Lady Audley's Secret, Miss M. E. Braddon. This was originally published in 1861 and my copy is a crusty old 1887 publication seemingly printed on card stock. Crammed full of bigamy and murder and those amusing Dickensian descriptions you don't see much in these tacky little "lady's novels". Most of them are complete crap and I've got bookshelves full of them, things I bought at the flea market for their decorative covers and have no intention of reading. If you like squinting at your books on a computer screen there's a copy at Project Gutenburg.
Across the Zodiac, Percy Greg. I'll admit I couldn't finish this one. Victorian science fiction can either be gloriously entertaining or make the reader want to stuff themselves into a wood chipper feet-first. The author seems to think an incredibly dull trip to Mars is much more believable than one with fantastic propulsion systems and wacko planets. Ha! I finally lost it when the pilot finally lands on Mars after several chapters of figuring and cyphering and hauls out these random songbirds he'd dragged with him for no good reason and turns the damned things loose. He doesn't bring chickens so he can eat eggs the whole trip and he doesn't send out a canary in a cage to test for oxygen on the planet's surface. He dumps out a cage full of birds and watches them stagger away. Perhaps it made perfect sense in 1880. There's also an even more tedious sci-fi novel by the same name published ten years after this one. God help us.

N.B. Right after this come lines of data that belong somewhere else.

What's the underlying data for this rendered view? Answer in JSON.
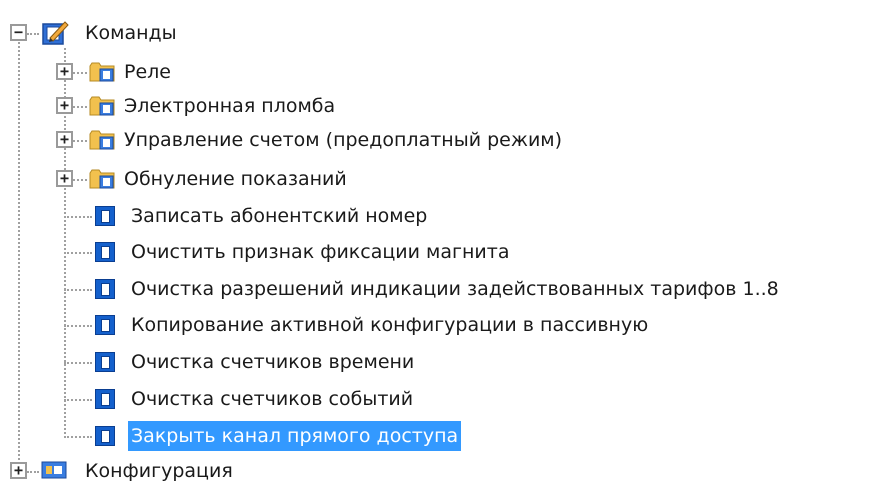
{
  "tree": {
    "root": {
      "label": "Команды",
      "expander": "−",
      "icon": "commands-folder-icon"
    },
    "folders": [
      {
        "label": "Реле",
        "expander": "+",
        "icon": "folder-icon"
      },
      {
        "label": "Электронная пломба",
        "expander": "+",
        "icon": "folder-icon"
      },
      {
        "label": "Управление счетом (предоплатный режим)",
        "expander": "+",
        "icon": "folder-icon"
      },
      {
        "label": "Обнуление показаний",
        "expander": "+",
        "icon": "folder-icon"
      }
    ],
    "commands": [
      {
        "label": "Записать абонентский номер",
        "icon": "command-icon"
      },
      {
        "label": "Очистить признак фиксации магнита",
        "icon": "command-icon"
      },
      {
        "label": "Очистка разрешений индикации задействованных тарифов 1..8",
        "icon": "command-icon"
      },
      {
        "label": "Копирование активной конфигурации в пассивную",
        "icon": "command-icon"
      },
      {
        "label": "Очистка счетчиков времени",
        "icon": "command-icon"
      },
      {
        "label": "Очистка счетчиков событий",
        "icon": "command-icon"
      },
      {
        "label": "Закрыть канал прямого доступа",
        "icon": "command-icon",
        "selected": true
      }
    ],
    "next_root": {
      "label": "Конфигурация",
      "expander": "+",
      "icon": "configuration-icon"
    }
  },
  "colors": {
    "selection": "#3399ff",
    "command_icon": "#1460cc",
    "folder": "#f2c14e"
  }
}
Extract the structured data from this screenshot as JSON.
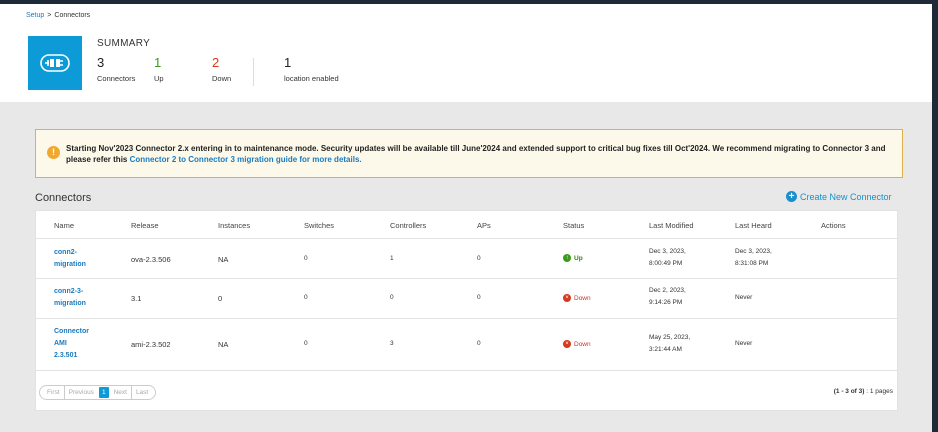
{
  "breadcrumb": {
    "root": "Setup",
    "separator": ">",
    "current": "Connectors"
  },
  "summary": {
    "title": "SUMMARY",
    "stats": [
      {
        "value": "3",
        "label": "Connectors"
      },
      {
        "value": "1",
        "label": "Up"
      },
      {
        "value": "2",
        "label": "Down"
      },
      {
        "value": "1",
        "label": "location enabled"
      }
    ]
  },
  "alert": {
    "icon": "!",
    "text": "Starting Nov'2023 Connector 2.x entering in to maintenance mode. Security updates will be available till June'2024 and extended support to critical bug fixes till Oct'2024. We recommend migrating to Connector 3 and please refer this ",
    "link_text": "Connector 2 to Connector 3 migration guide for more details."
  },
  "section": {
    "title": "Connectors",
    "create_label": "Create New Connector"
  },
  "table": {
    "columns": [
      "Name",
      "Release",
      "Instances",
      "Switches",
      "Controllers",
      "APs",
      "Status",
      "Last Modified",
      "Last Heard",
      "Actions"
    ],
    "rows": [
      {
        "name_l1": "conn2-",
        "name_l2": "migration",
        "name_l3": "",
        "release": "ova-2.3.506",
        "instances": "NA",
        "switches": "0",
        "controllers": "1",
        "aps": "0",
        "status": "Up",
        "modified_l1": "Dec 3, 2023,",
        "modified_l2": "8:00:49 PM",
        "heard_l1": "Dec 3, 2023,",
        "heard_l2": "8:31:08 PM"
      },
      {
        "name_l1": "conn2-3-",
        "name_l2": "migration",
        "name_l3": "",
        "release": "3.1",
        "instances": "0",
        "switches": "0",
        "controllers": "0",
        "aps": "0",
        "status": "Down",
        "modified_l1": "Dec 2, 2023,",
        "modified_l2": "9:14:26 PM",
        "heard_l1": "Never",
        "heard_l2": ""
      },
      {
        "name_l1": "Connector",
        "name_l2": "AMI",
        "name_l3": "2.3.501",
        "release": "ami-2.3.502",
        "instances": "NA",
        "switches": "0",
        "controllers": "3",
        "aps": "0",
        "status": "Down",
        "modified_l1": "May 25, 2023,",
        "modified_l2": "3:21:44 AM",
        "heard_l1": "Never",
        "heard_l2": ""
      }
    ]
  },
  "pagination": {
    "first": "First",
    "previous": "Previous",
    "current": "1",
    "next": "Next",
    "last": "Last",
    "range": "(1 - 3 of 3)",
    "pages": ": 1 pages"
  },
  "colors": {
    "accent": "#0d9bd8",
    "up": "#3a9a1c",
    "down": "#d6381f",
    "alert_border": "#e0b14a"
  },
  "icons": {
    "summary": "connector-plug-icon",
    "alert": "warning-icon",
    "create": "plus-circle-icon"
  }
}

King Solomon's Mines, H. Rider Haggard. Fast-moving African adventure novel with secret lost treasure a la Indiana Jones. I'd never read any of the Allan Quatermain novels before, mostly because I'd seen that really hideous Richard Chamberlain movie version of this book. I'll be snagging a copy of She pretty soon.

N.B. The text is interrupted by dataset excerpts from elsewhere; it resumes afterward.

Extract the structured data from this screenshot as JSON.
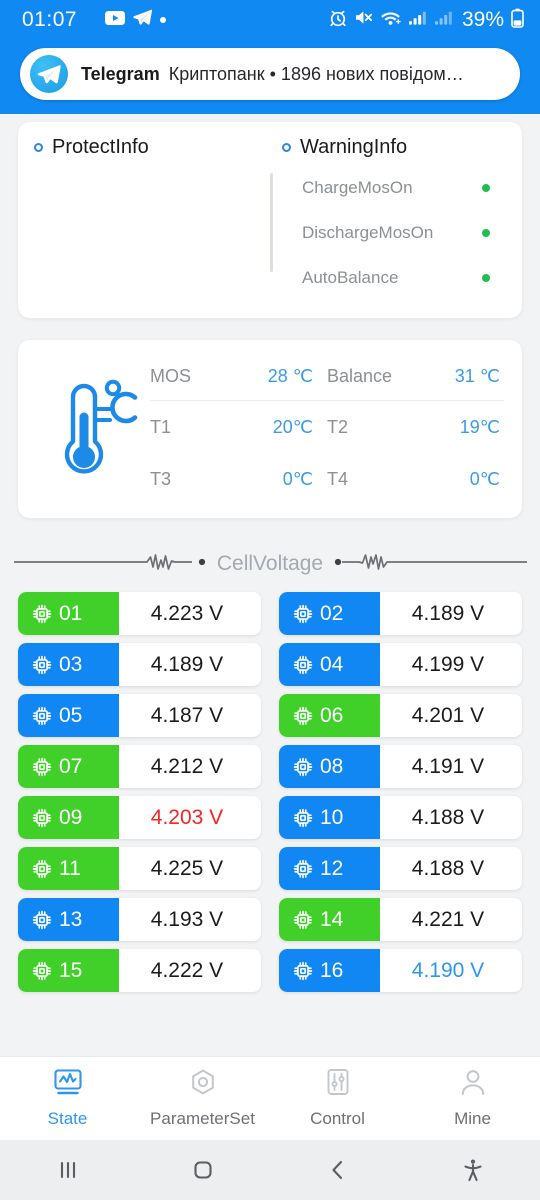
{
  "status_bar": {
    "time": "01:07",
    "battery_percent": "39%",
    "left_icons": [
      "youtube-icon",
      "telegram-icon",
      "dot-icon"
    ],
    "right_icons": [
      "alarm-icon",
      "mute-icon",
      "wifi-icon",
      "signal-icon",
      "signal-icon-2",
      "battery-icon"
    ]
  },
  "notification": {
    "app": "Telegram",
    "message": "Криптопанк • 1896 нових повідом…",
    "logo": "telegram-logo"
  },
  "info_card": {
    "protect": {
      "title": "ProtectInfo",
      "items": []
    },
    "warning": {
      "title": "WarningInfo",
      "items": [
        {
          "label": "ChargeMosOn",
          "status": "ok"
        },
        {
          "label": "DischargeMosOn",
          "status": "ok"
        },
        {
          "label": "AutoBalance",
          "status": "ok"
        }
      ]
    }
  },
  "temperature_card": {
    "icon": "thermometer-celsius-icon",
    "rows": [
      [
        {
          "label": "MOS",
          "value": "28 ℃"
        },
        {
          "label": "Balance",
          "value": "31 ℃"
        }
      ],
      [
        {
          "label": "T1",
          "value": "20℃"
        },
        {
          "label": "T2",
          "value": "19℃"
        }
      ],
      [
        {
          "label": "T3",
          "value": "0℃"
        },
        {
          "label": "T4",
          "value": "0℃"
        }
      ]
    ]
  },
  "cell_voltage": {
    "section_title": "CellVoltage",
    "unit": "V",
    "left": [
      {
        "no": "01",
        "value": "4.223 V",
        "badge": "green",
        "value_color": "black"
      },
      {
        "no": "03",
        "value": "4.189 V",
        "badge": "blue",
        "value_color": "black"
      },
      {
        "no": "05",
        "value": "4.187 V",
        "badge": "blue",
        "value_color": "black"
      },
      {
        "no": "07",
        "value": "4.212 V",
        "badge": "green",
        "value_color": "black"
      },
      {
        "no": "09",
        "value": "4.203 V",
        "badge": "green",
        "value_color": "red"
      },
      {
        "no": "11",
        "value": "4.225 V",
        "badge": "green",
        "value_color": "black"
      },
      {
        "no": "13",
        "value": "4.193 V",
        "badge": "blue",
        "value_color": "black"
      },
      {
        "no": "15",
        "value": "4.222 V",
        "badge": "green",
        "value_color": "black"
      }
    ],
    "right": [
      {
        "no": "02",
        "value": "4.189 V",
        "badge": "blue",
        "value_color": "black"
      },
      {
        "no": "04",
        "value": "4.199 V",
        "badge": "blue",
        "value_color": "black"
      },
      {
        "no": "06",
        "value": "4.201 V",
        "badge": "green",
        "value_color": "black"
      },
      {
        "no": "08",
        "value": "4.191 V",
        "badge": "blue",
        "value_color": "black"
      },
      {
        "no": "10",
        "value": "4.188 V",
        "badge": "blue",
        "value_color": "black"
      },
      {
        "no": "12",
        "value": "4.188 V",
        "badge": "blue",
        "value_color": "black"
      },
      {
        "no": "14",
        "value": "4.221 V",
        "badge": "green",
        "value_color": "black"
      },
      {
        "no": "16",
        "value": "4.190 V",
        "badge": "blue",
        "value_color": "blue"
      }
    ]
  },
  "tabbar": {
    "tabs": [
      {
        "label": "State",
        "icon": "monitor-waveform-icon",
        "active": true
      },
      {
        "label": "ParameterSet",
        "icon": "hex-nut-icon",
        "active": false
      },
      {
        "label": "Control",
        "icon": "sliders-icon",
        "active": false
      },
      {
        "label": "Mine",
        "icon": "person-icon",
        "active": false
      }
    ]
  },
  "android_nav": {
    "buttons": [
      "recents-icon",
      "home-icon",
      "back-icon",
      "accessibility-icon"
    ]
  },
  "colors": {
    "brand_blue": "#1089f3",
    "cell_green": "#41d02a",
    "cell_blue": "#1087f2",
    "value_blue": "#3d9ae8",
    "alert_red": "#f62424",
    "ok_green": "#1fbf4d",
    "muted_text": "#8b8f96",
    "page_bg": "#f2f3f5"
  }
}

The Castle of Otranto, Horace Walpole. You know this one. A giant helmet falls out of the sky and kills young Prince Conrad just as he is to marry Lady Isabella. I'm guessing in 1764 they were smoking some pretty strong stuff. Giant ghosts, secret passageways, a cursed castle, and lots of people dying in less interesting ways than being "dashed to pieces and almost buried under an enormous helmet." Thankfully also a very short novel.
The Code of the Woosters, P. G. Wodehouse. One of my favorite Jeeves & Wooster novels. We have Sir Roderick Spode who runs a Fascist organization called the Black Shorts (when he started the organization the shops were all out of black shirts) and a missing 18th century cow creamer. "It was a silver cow. But when I say 'cow,' don't go running away with the idea of some decent, self-respecting cudster such as you may observe loading grass into itself in the nearest meadow. This was a sinister, leering, underworld sort of animal... The sight of it seemed to take me into a different and dreadful world." I had intended on wading my way through my stack of Wodehouse but I got distracted by some of this other literary rubbish.
Let me just say that both Wuthering Heights and Across the Zodiac took me into a different and dreadful world.
I've started The Monk, A Romance (Matthew Lewis, 1794), and so far it's already crammed with sleazy convent sex and gore and demon worship and filthy peasants, so all in all I'm pretty happy with it.